Mas Donald Trump está apenas a fazer o que prometeu. Na verdade, está até a fazer o que sempre defendeu. Comprovando a teoria (tão injustamente atacada) de que se pode ler a Playboy pelos artigos, parece que no interior do governo alemão tem andado a circular a edição de Março de 1990. Trump - que, pelos vistos, não gosta apenas de gatinhas (pussies), mas também de coelhinhas - era o entrevistado. E não tinha dúvidas: os problemas da economia norte-americana (no início de uma década de excelente desempenho) tinham origem nas importações de produtos japoneses e alemães, tornados competitivos através de subsídios dos respectivos governos, os quais ganhavam a folga para os pagar devido ao facto de serem os Estados Unidos a assegurar que os dois países não eram «removidos da face da Terra em cerca de 15 minutos». Trump acusava japoneses e alemães de roubarem o amor-próprio dos norte-americanos e terminava dizendo que «os nossos aliados lucram biliões lixando-nos». De então para cá, apenas necessitou de acrescentar China, México e, suponho, Coreia do Sul à lista dos seus ódios de estimação. Para Trump, tudo assenta em análises custo-benefício simplistas, feitas sempre numa perspectiva de curto prazo. Trata-se de uma excelente receita para o desastre. Que ele esteja a posicionar-se para incentivar o desmembramento da União Europeia, de modo a forçar acordos bilaterais a partir de uma posição de força que as condições actuais não lhe providenciam, só pode reforçar os motivos de preocupação.

 

Há um ponto, todavia, em que é necessário elogiá-lo.
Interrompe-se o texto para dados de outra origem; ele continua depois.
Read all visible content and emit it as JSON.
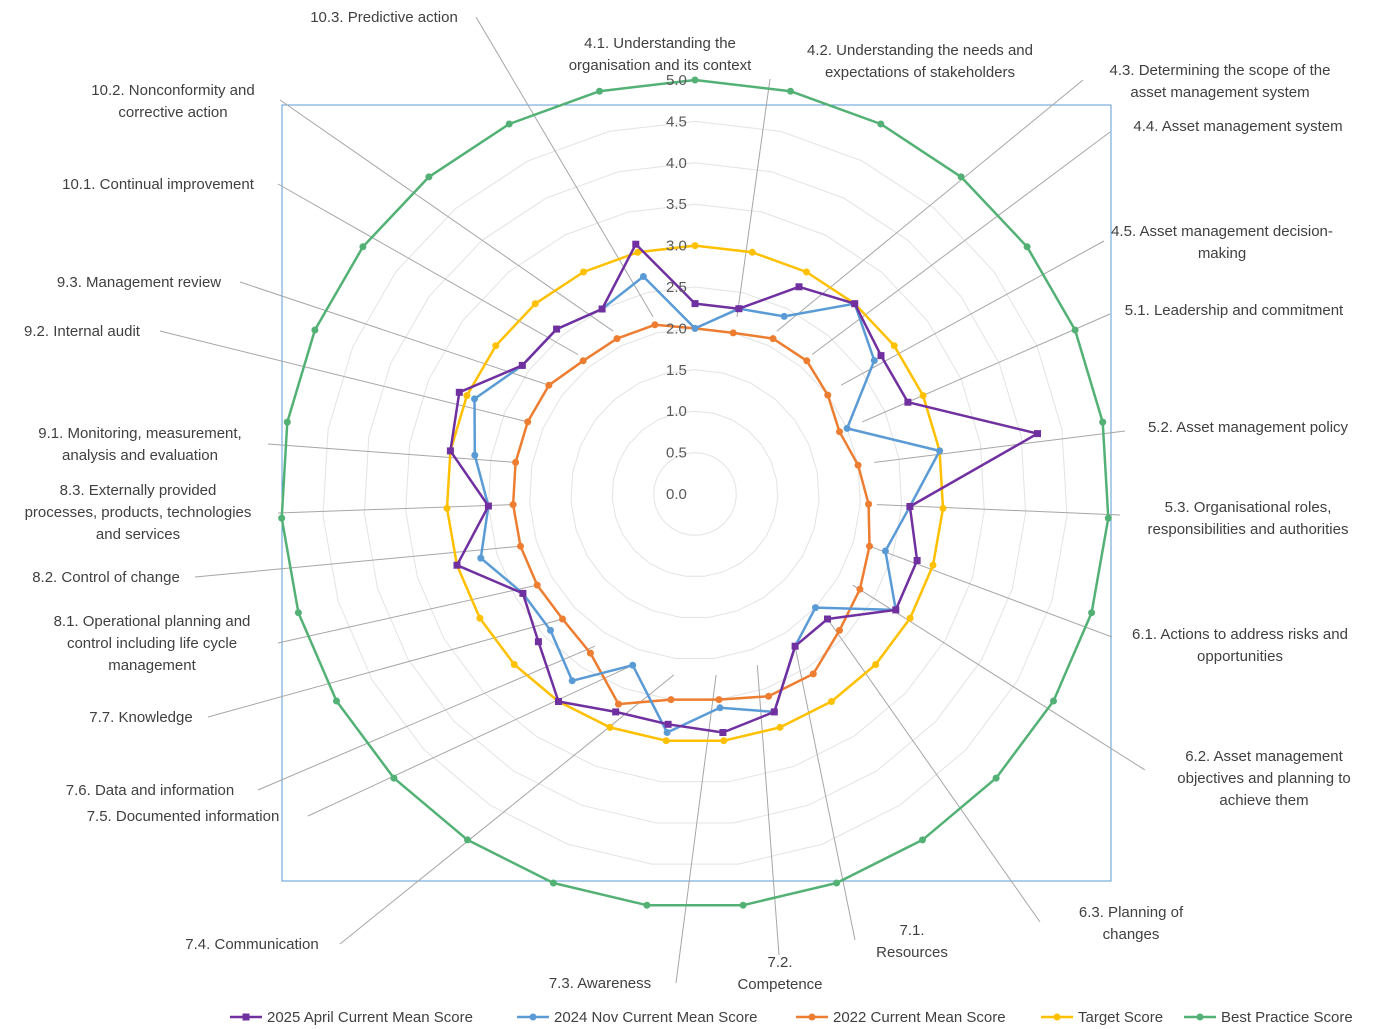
{
  "chart_data": {
    "type": "radar",
    "title": "",
    "rlim": [
      0,
      5
    ],
    "rticks": [
      "0.0",
      "0.5",
      "1.0",
      "1.5",
      "2.0",
      "2.5",
      "3.0",
      "3.5",
      "4.0",
      "4.5",
      "5.0"
    ],
    "grid": true,
    "legend_position": "bottom",
    "categories": [
      [
        "4.1. Understanding the",
        "organisation and its context"
      ],
      [
        "4.2. Understanding the needs and",
        "expectations of stakeholders"
      ],
      [
        "4.3. Determining the scope of the",
        "asset management system"
      ],
      [
        "4.4. Asset management system"
      ],
      [
        "4.5. Asset management decision-",
        "making"
      ],
      [
        "5.1.  Leadership and commitment"
      ],
      [
        "5.2. Asset management policy"
      ],
      [
        "5.3.  Organisational roles,",
        "responsibilities and authorities"
      ],
      [
        "6.1.  Actions to address risks and",
        "opportunities"
      ],
      [
        "6.2. Asset management",
        "objectives and planning to",
        "achieve them"
      ],
      [
        "6.3. Planning of",
        "changes"
      ],
      [
        "7.1.",
        "Resources"
      ],
      [
        "7.2.",
        "Competence"
      ],
      [
        "7.3.  Awareness"
      ],
      [
        "7.4. Communication"
      ],
      [
        "7.5. Documented information"
      ],
      [
        "7.6. Data and information"
      ],
      [
        "7.7. Knowledge"
      ],
      [
        "8.1.  Operational planning and",
        "control including life cycle",
        "management"
      ],
      [
        "8.2. Control of change"
      ],
      [
        "8.3. Externally provided",
        "processes, products, technologies",
        "and services"
      ],
      [
        "9.1.  Monitoring, measurement,",
        "analysis and evaluation"
      ],
      [
        "9.2. Internal audit"
      ],
      [
        "9.3. Management review"
      ],
      [
        "10.1. Continual improvement"
      ],
      [
        "10.2. Nonconformity and",
        "corrective action"
      ],
      [
        "10.3. Predictive action"
      ]
    ],
    "series": [
      {
        "name": "2025 April Current Mean Score",
        "color": "#7030a0",
        "marker": "square",
        "values": [
          2.3,
          2.3,
          2.8,
          3.0,
          2.8,
          2.8,
          4.2,
          2.6,
          2.8,
          2.8,
          2.2,
          2.2,
          2.8,
          2.9,
          2.8,
          2.8,
          3.0,
          2.6,
          2.4,
          3.0,
          2.5,
          3.0,
          3.1,
          2.6,
          2.6,
          2.5,
          3.1
        ]
      },
      {
        "name": "2024 Nov Current Mean Score",
        "color": "#5b9bd5",
        "marker": "circle",
        "values": [
          2.0,
          2.3,
          2.4,
          3.0,
          2.7,
          2.0,
          3.0,
          2.6,
          2.4,
          2.8,
          2.0,
          2.2,
          2.8,
          2.6,
          2.9,
          2.2,
          2.7,
          2.4,
          2.4,
          2.7,
          2.5,
          2.7,
          2.9,
          2.6,
          2.6,
          2.5,
          2.7
        ]
      },
      {
        "name": "2022 Current Mean Score",
        "color": "#ed7d31",
        "marker": "circle",
        "values": [
          2.0,
          2.0,
          2.1,
          2.1,
          2.0,
          1.9,
          2.0,
          2.1,
          2.2,
          2.3,
          2.4,
          2.6,
          2.6,
          2.5,
          2.5,
          2.7,
          2.3,
          2.2,
          2.2,
          2.2,
          2.2,
          2.2,
          2.2,
          2.2,
          2.1,
          2.1,
          2.1
        ]
      },
      {
        "name": "Target Score",
        "color": "#ffc000",
        "marker": "circle",
        "values": [
          3.0,
          3.0,
          3.0,
          3.0,
          3.0,
          3.0,
          3.0,
          3.0,
          3.0,
          3.0,
          3.0,
          3.0,
          3.0,
          3.0,
          3.0,
          3.0,
          3.0,
          3.0,
          3.0,
          3.0,
          3.0,
          3.0,
          3.0,
          3.0,
          3.0,
          3.0,
          3.0
        ]
      },
      {
        "name": "Best Practice Score",
        "color": "#53b175",
        "marker": "circle",
        "values": [
          5.0,
          5.0,
          5.0,
          5.0,
          5.0,
          5.0,
          5.0,
          5.0,
          5.0,
          5.0,
          5.0,
          5.0,
          5.0,
          5.0,
          5.0,
          5.0,
          5.0,
          5.0,
          5.0,
          5.0,
          5.0,
          5.0,
          5.0,
          5.0,
          5.0,
          5.0,
          5.0
        ]
      }
    ]
  }
}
Um ponto que até ajuda a explicar por que venceu as eleições. Nos primeiros dois dias, Trump reuniu-se com líderes de grupos industriais e com sindicalistas. Nas conferências de imprensa diárias, Sean Spicer, o porta-voz da Casa Branca, fez questão de realçar que vários deles nunca tinham estado na Sala Oval e que alguns nunca haviam sequer entrado na Casa Branca. Para um cidadão desempregado, ou num emprego de baixo rendimento, que via as estrelas de Hollywood descreverem, nos programas de Stephen Colbert ou Jimmy Fallon, as festas e os jantares na Casa Branca em que haviam participado, isto é um tremendo sinal. Os encontros de Trump podem não passar de demagogia ou significar o pontapé de partida para uma crise mundial. Para essas pessoas, contudo, marcam a diferença. Barack e Michelle Obama eram elegantes, politicamente correctos, excelentes oradores e dançarinos - o epítome do cosmopolitismo. Mas Trump está a lutar por eles. Não há piada desdenhosa ou crítica mal fundamentada capaz de vencer esta ideia.